Le Pays (Ouagadougou)

Togo: Manifestations de femmes- Une autre dimension de la crise

Les femmes du Collectif sauvons le Togo (CST) ont décidé de passer à la vitesse supérieure. Battre le macadam aux côtés de leurs homologues hommes lors des traditionnelles manifestations ne leur suffit plus. Il leur fallait trouver autre chose pour montrer leur degré d'engagement en vue d'une sortie de crise au Togo. Et, leur première arme secrète fut d'abord de décréter une grève du sexe.

Ce mouvement difficile à mesurer a-t-il atteint ses objectifs ? Toujours est-il qu'il visait à booster l'ardeur de leurs hommes dans la lutte pour plus de démocratie au Togo. Mais, loin d'être satisfaites d'avoir au moins réussi un coup médiatique avec ce mot d'ordre, les femmes du CST ont imaginé une autre forme de pression, cette fois-ci à l'endroit du pouvoir : marcher en tenue d'Eve dans les rues de Lomé. Le projet est si chargé de symbole qu'il a fait le tour du pays et même du continent. Car, en Afrique, c'est mauvais signe de voir des femmes exprimer leur mécontentement de cette façon.

Dans les croyances africaines, cela s'assimile même à de la malédiction. On a beau être dans une démarche démocratique, donc rationnelle, il ne demeure pas moins que les coutumes ont la vie dure sous nos cieux. Le syncrétisme est bien ancré dans les consciences. Les femmes togolaises veulent donc frapper fort. Le pouvoir togolais, frileux sur les bords en matière d'expression des libertés, n'autorisera sans doute pas une telle marche.

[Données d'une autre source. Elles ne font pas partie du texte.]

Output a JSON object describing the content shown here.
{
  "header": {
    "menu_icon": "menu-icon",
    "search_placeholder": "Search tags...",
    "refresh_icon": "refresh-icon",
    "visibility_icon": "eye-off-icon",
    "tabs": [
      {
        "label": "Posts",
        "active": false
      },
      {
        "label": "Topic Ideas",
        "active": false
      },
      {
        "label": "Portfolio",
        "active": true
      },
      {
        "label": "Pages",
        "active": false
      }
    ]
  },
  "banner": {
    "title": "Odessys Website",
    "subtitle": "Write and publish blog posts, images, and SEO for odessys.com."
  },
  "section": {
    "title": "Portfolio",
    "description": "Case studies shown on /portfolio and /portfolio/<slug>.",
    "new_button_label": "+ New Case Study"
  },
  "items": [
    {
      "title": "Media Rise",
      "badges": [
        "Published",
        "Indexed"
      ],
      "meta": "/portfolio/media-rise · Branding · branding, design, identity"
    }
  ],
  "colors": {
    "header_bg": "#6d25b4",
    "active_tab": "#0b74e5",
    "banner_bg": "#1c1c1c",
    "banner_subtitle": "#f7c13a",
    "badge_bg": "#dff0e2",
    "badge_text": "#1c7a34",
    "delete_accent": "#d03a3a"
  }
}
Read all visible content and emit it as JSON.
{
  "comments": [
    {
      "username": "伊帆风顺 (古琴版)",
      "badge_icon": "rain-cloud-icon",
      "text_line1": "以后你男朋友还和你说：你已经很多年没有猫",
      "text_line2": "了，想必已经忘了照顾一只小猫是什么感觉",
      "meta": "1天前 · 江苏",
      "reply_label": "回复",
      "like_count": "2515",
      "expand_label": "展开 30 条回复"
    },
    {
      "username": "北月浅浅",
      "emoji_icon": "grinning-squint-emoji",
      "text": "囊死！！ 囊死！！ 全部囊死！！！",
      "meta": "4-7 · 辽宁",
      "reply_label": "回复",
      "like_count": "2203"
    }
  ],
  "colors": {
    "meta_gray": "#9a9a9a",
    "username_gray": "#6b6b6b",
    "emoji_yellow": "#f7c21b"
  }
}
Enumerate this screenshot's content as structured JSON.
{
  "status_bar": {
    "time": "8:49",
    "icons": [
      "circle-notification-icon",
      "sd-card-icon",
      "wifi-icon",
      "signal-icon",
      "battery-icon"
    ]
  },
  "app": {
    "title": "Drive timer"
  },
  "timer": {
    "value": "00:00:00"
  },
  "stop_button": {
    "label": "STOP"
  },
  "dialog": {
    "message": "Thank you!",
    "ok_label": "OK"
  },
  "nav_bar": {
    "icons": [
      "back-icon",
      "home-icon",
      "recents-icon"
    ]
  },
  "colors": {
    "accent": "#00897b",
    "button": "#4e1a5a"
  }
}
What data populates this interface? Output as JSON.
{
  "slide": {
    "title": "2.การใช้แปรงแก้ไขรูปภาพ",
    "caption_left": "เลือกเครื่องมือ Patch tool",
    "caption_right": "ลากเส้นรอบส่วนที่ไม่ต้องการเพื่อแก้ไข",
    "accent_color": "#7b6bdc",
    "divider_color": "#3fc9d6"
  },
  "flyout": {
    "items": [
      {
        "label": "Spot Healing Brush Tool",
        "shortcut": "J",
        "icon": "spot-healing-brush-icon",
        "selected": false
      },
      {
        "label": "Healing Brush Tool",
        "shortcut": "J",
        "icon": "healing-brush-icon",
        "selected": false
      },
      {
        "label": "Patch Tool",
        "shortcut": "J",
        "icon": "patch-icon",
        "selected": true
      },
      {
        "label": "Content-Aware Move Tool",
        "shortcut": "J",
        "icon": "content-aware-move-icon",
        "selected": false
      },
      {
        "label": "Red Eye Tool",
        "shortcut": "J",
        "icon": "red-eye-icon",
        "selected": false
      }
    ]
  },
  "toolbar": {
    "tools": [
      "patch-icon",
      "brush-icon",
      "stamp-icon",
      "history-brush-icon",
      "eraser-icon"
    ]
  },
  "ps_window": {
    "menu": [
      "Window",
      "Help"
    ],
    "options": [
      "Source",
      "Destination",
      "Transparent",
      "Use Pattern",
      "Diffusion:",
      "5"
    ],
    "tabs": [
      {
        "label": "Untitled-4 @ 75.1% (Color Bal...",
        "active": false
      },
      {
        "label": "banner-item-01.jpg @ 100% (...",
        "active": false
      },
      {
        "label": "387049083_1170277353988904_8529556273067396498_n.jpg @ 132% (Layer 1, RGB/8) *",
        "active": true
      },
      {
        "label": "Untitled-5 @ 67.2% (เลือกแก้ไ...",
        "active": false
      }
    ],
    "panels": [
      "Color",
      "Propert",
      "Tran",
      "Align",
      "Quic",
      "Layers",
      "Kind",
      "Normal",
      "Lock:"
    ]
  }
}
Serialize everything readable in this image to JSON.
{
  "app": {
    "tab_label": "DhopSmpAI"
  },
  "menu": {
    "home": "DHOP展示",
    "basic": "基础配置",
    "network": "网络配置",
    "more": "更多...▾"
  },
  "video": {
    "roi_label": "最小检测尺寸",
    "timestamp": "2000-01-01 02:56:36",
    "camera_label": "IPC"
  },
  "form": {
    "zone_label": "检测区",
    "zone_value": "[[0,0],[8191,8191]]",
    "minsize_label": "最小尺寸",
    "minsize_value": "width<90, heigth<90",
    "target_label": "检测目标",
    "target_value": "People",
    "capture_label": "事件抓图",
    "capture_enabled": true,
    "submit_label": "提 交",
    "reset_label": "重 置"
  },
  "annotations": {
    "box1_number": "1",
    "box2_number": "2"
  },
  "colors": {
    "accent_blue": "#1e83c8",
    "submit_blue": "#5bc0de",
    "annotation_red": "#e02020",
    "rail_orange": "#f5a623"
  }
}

Il a un argument béton qu'il pourra brandir : l'atteinte à la pudeur. Les limites d'un tel exercice, en effet, sont qu'il touche à la nudité de la femme et donc à la pudeur si chère à nos sociétés. Cette manifestation pourrait de ce fait avoir aussi un effet boomerang pour ses organisateurs. Au total, pouvoir et opposition ont intérêt à ce que cette marche atypique reste à l'état de projet.

Mais l'idée même de monter ainsi crescendo dans les formes de protestation montre le degré de ras-le-bol des femmes togolaises. Depuis la fin des années 90, le pays vit en effet une crise sociopolitique chronique qui a aggravé les conditions de vie des femmes. Beaucoup d'entre elles sont devenues des chefs de famille parce que les hommes n'arrivaient plus à assumer ce rôle qui leur est dévolu dans ce type de société, pour diverses raisons.

Tous ceux qui vont à Lomé constatent, du reste, le rôle important de la femme dans l'économie. Mais, beaucoup de femmes ont laissé des plumes dans cette lutte pour la survie quotidienne, à l'image des fameuses Nana-Benz. Ces opératrices économiques prospères spécialisées dans le commerce des pagnes, surnommées ainsi à cause de leurs limousines, ont quasiment disparu du paysage économique togolais. Les femmes sont à ce titre les premières victimes de la longue période de troubles que connaît le Togo.

Il faudra donc les écouter car, elles sont porteuses des souffrances du peuple togolais. Le pouvoir sera-t-il sensible à cette complainte ou alors exhibera-t-il comme toujours la matraque ? Une chose est sûre, tout le monde doit travailler à ce que les femmes n'aillent pas jusqu'à marcher nues. Cela passe par un retour au dialogue entre opposition et pouvoir, en vue de trouver un minimum de consensus sur un aggiornamento politique au Togo.